Future CMO challenges

Thomas_Barta
By Thomas Barta
Last updated: January 22, 2012

What are the challenges facing CMOs? What are their worries? What ideas are available to help with these? IBM has news.

 

Once again, ‘Big Blue’ has lived up to its nickname: in the company’s first study of this kind, IBM consultants asked over 1,700 CMOs in 64 countries about their view of the challenges facing marketing. ‘From Stretched to Strengthened, Insights from the IBM Global Chief Marketing Officer (CMO) Study, 2011’ is one of the biggest CMO studies in recent years. The results reveal what many had suspected. According to IBM’s Senior Vice President of Marketing & Communications, Jon Iwata, the biggest challenges faced by today’s CMOs are an explosion of data, social media, the proliferation of channels and devices, and shifting consumer demographics. Exciting revelations can also be found by reading between the lines of the study.

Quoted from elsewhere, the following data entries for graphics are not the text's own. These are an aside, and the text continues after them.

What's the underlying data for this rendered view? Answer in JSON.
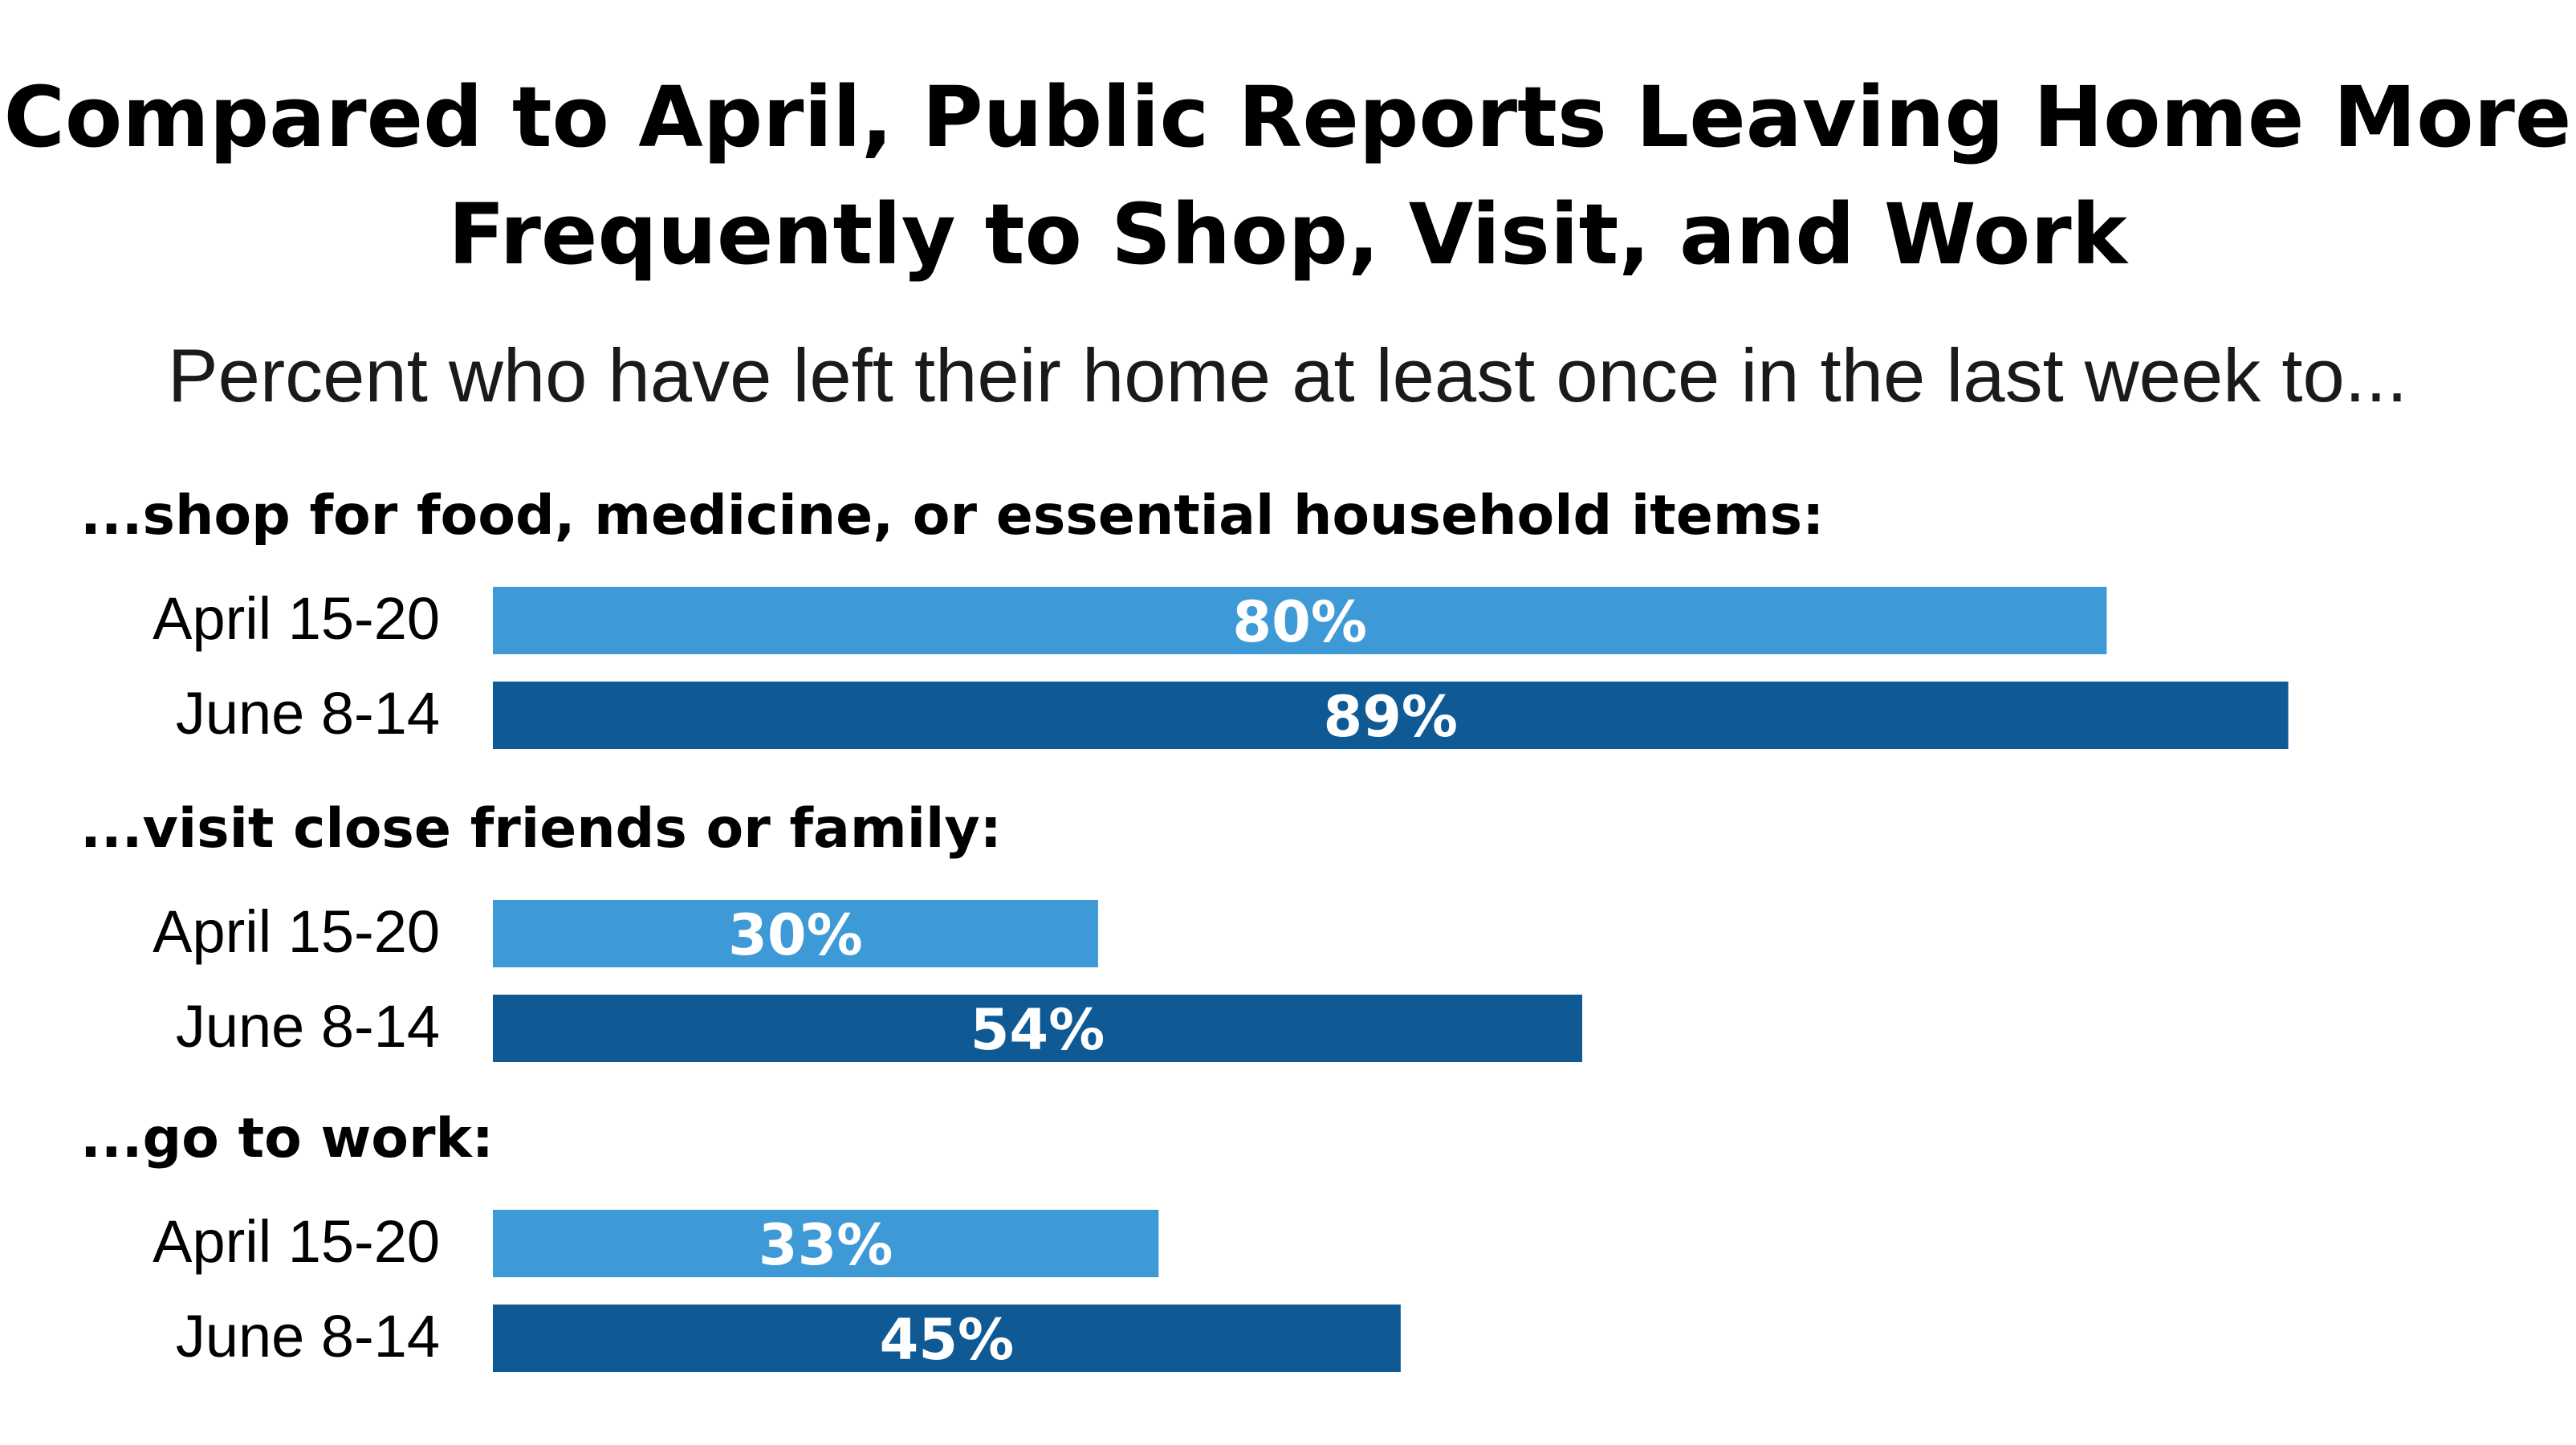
{
  "chart_data": {
    "type": "bar",
    "orientation": "horizontal",
    "title_lines": [
      "Compared to April, Public Reports Leaving Home More",
      "Frequently to Shop, Visit, and Work"
    ],
    "subtitle": "Percent who have left their home at least once in the last week to...",
    "xlim": [
      0,
      100
    ],
    "grid": false,
    "series": [
      {
        "name": "April 15-20",
        "color": "#3e9ad6"
      },
      {
        "name": "June 8-14",
        "color": "#0f5a94"
      }
    ],
    "groups": [
      {
        "label": "...shop for food, medicine, or essential household items:",
        "rows": [
          {
            "label": "April 15-20",
            "value": 80,
            "value_label": "80%"
          },
          {
            "label": "June 8-14",
            "value": 89,
            "value_label": "89%"
          }
        ]
      },
      {
        "label": "...visit close friends or family:",
        "rows": [
          {
            "label": "April 15-20",
            "value": 30,
            "value_label": "30%"
          },
          {
            "label": "June 8-14",
            "value": 54,
            "value_label": "54%"
          }
        ]
      },
      {
        "label": "...go to work:",
        "rows": [
          {
            "label": "April 15-20",
            "value": 33,
            "value_label": "33%"
          },
          {
            "label": "June 8-14",
            "value": 45,
            "value_label": "45%"
          }
        ]
      }
    ]
  }
}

The IBM consultants have drawn the following overall conclusions:

The most proactive CMOs are trying to understand individuals as well as markets. Customer intimacy is crucial — and CEOs know it. In IBM’s last CEO study, they learned CEOs regard getting closer to customers as one of three prerequisites for success in the twenty-first century. This sits squarely in the CMO’s domain. But the advent of social media is challenging older, mass-marketing assumptions, skill sets and approaches. CMOs everywhere are acutely aware of the distance they have to cover. In addition to using traditional information sources, such as market research and competitive bench-marking, the most proactive CMOs are mining new digital data sources to discover what individual customers and citizens want.

CMOs in the most successful enterprises are focusing on relationships, not just transactions. They are using data to stimulate interest in their organizations’ offerings and form bonds with customers to a much greater extent than their peers in less successful enterprises. The outperformers are committed to developing a clear “corporate character.” CMOs in such organizations recognize that what a business believes, and how it subsequently behaves, are as important as what it sells. And they make it their job to help management and employees exemplify the company’s values and purpose.

Most CMOs are struggling in one vital respect – return on investment (ROI). The study shows the measures used to evaluate marketing are changing. Nearly two-thirds of CMOs think return on marketing investment will be the primary measure of their effectiveness by 2015. But proving that value is difficult. Even among the most successful enterprises, half of all CMOs feel insufficiently prepared to provide hard numbers.

Leadership abilities are also valued by CMOs. Some 65% of CMOs listed leadership abilities as the most important for personal success in the next 3 to 5 years. In second and third place came voice of the customer insights (63%) and creative thinking (60%) respectively. So successful CMOs need to master new media while continuing to invest in their leadership abilities.

The CMO role remains an exciting one. IBM asks if the role is “Swimming, treading water or drowning?” We are sure that CMOs are good swimmers.